Ce jeudi, Muriel Targnion a présidé son possible dernier collège communal en tant que bourgmestre de Verviers. Lundi prochain, une motion de méfiance mixte sera votée. Celle-ci reprend une motion de méfiance collective contre le collège communal et 3 motions de méfiance individuelle contre Muriel Targnion, Hasan Aydin et Sophie Lambert.
Si le vote se déroule comme prévu, ce serait Jean-François Istasse qui deviendrait bourgmestre. Un tour de passe-passe antidémocratique selon l’avocat et ancien bâtonnier verviétois Jules Voisin. Ce dernier a donc décidé d’écrire une lettre ouverte aux élus verviétois.
Une lettre ouverte sans concession
Au sein de cette lettre ouverte, il appelle les élus à ne pas signer les motions ce lundi. S’ils signent malgré tout, il considère que Muriel Targnion devrait saisir le Conseil d’État pour invalider ce qu’il considère comme un jeu politique.

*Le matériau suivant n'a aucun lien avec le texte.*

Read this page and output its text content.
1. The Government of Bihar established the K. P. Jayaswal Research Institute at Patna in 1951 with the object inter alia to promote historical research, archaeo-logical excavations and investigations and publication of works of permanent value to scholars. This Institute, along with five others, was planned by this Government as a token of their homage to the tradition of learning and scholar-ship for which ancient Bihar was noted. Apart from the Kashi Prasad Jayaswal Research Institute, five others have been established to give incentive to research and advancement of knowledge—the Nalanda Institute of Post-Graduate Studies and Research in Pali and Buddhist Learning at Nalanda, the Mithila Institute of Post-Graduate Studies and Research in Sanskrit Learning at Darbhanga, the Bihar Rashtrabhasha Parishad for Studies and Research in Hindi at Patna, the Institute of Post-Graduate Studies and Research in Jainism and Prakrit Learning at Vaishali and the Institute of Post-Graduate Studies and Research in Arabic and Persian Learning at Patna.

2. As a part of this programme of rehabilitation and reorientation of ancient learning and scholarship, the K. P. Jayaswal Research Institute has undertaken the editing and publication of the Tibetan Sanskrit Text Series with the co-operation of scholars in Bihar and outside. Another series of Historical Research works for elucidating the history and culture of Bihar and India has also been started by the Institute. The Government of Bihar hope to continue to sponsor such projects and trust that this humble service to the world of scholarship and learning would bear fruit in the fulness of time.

Reste à voir si cette lettre ouverte aura une conséquence sur le vote de lundi. Jules Voisin avoue ne rien attendre comme conséquence. Il souhaitait juste mettre les élus face à leurs responsabilités avant un vote qu’il considère comme anti-démocratique. (P.J.)

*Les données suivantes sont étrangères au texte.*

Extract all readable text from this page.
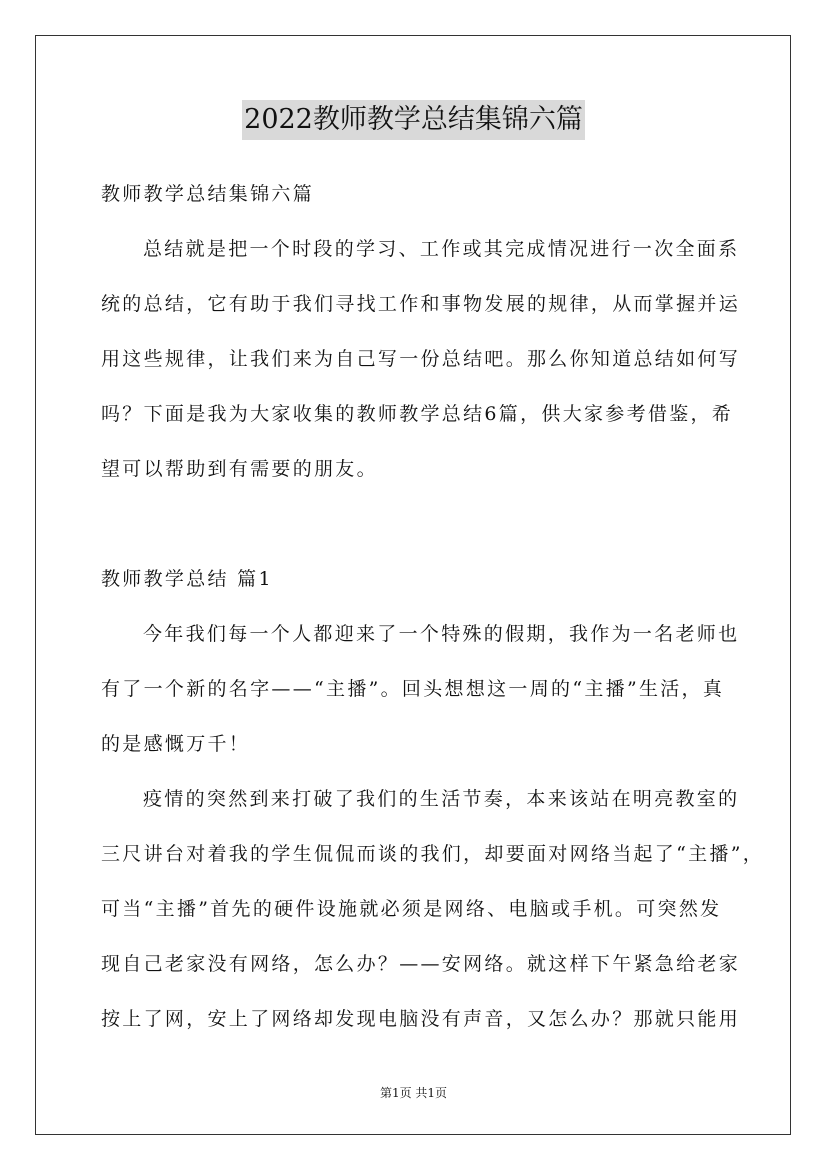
2022教师教学总结集锦六篇
教师教学总结集锦六篇
总结就是把一个时段的学习、工作或其完成情况进行一次全面系
统的总结，它有助于我们寻找工作和事物发展的规律，从而掌握并运
用这些规律，让我们来为自己写一份总结吧。那么你知道总结如何写
吗？下面是我为大家收集的教师教学总结6篇，供大家参考借鉴，希
望可以帮助到有需要的朋友。
教师教学总结 篇1
今年我们每一个人都迎来了一个特殊的假期，我作为一名老师也
有了一个新的名字——“主播”。回头想想这一周的“主播”生活，真
的是感慨万千！
疫情的突然到来打破了我们的生活节奏，本来该站在明亮教室的
三尺讲台对着我的学生侃侃而谈的我们，却要面对网络当起了“主播”，
可当“主播”首先的硬件设施就必须是网络、电脑或手机。可突然发
现自己老家没有网络，怎么办？——安网络。就这样下午紧急给老家
按上了网，安上了网络却发现电脑没有声音，又怎么办？那就只能用
第1页 共1页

La lettre ouverte de Jules Voisin
"Pendant plusieurs mois, de façon récurrente, la presse s’est fait l’écho des difficultés relationnelles qui semblaient exister entre le Collège et le Conseil communal de Verviers, d’une part, et le CPAS, d’autre part.
Les « dérapages » furent étalés au grand jour.
Pour régler certains différends, qui avaient pour objet la légalité même d’actes posés par le CPAS, le Ministre de tutelle fut même amené à intervenir.
Tous les destinataires de la présente lettre ont alors partagé le même constat : il convenait de rétablir des relations harmonieuses afin que la gestion de la Ville ne soit pas impactée par l’ambiance délétère induite par de tels conflits.
Tous ensemble, vous avez identifié l’origine des problèmes et vous avez, tous ensemble, réfléchi à la meilleure façon de les régler.
Dans la mesure où vous avez constaté que quelques membres de la majorité ne partageaient pas nécessairement votre analyse, vous avez alors songé à consolider cette majorité.
C’est ainsi que les membres de la majorité qui dirigeait la Ville depuis les dernières élections ont accepté la main tendue par le CdH. qui, dans un esprit constructif, a offert de contribuer à assainir la situation en rejoignant la majorité en place.
Tous ensemble, majorité existante et CdH., vous êtes arrivés à un accord que vous avez coulé dans une « motion de méfiance constructive collective et adoption d’un nouveau pacte de majorité » que vous avez déposée le 7 juillet 2020 en mains de Madame la Directrice générale afin qu’elle soit soumise au vote et adoptée par le Conseil communal.
L’adoption de cette motion ne devait poser aucun problème puisque vous étiez 20 à l’avoir signée et que vous représentiez la majorité des membres de vos formations politiques respectives.
Tous les problèmes semblaient donc réglés
C’est alors qu’une instance, totalement étrangère à la Ville de Verviers, est intervenue et a fait savoir que l’accord que vous aviez conclu ne lui convenait pas !
Il s’agit du Parti socialiste qui décida de mettre l’USC et la Fédération Socialiste de Verviers « sous tutelle »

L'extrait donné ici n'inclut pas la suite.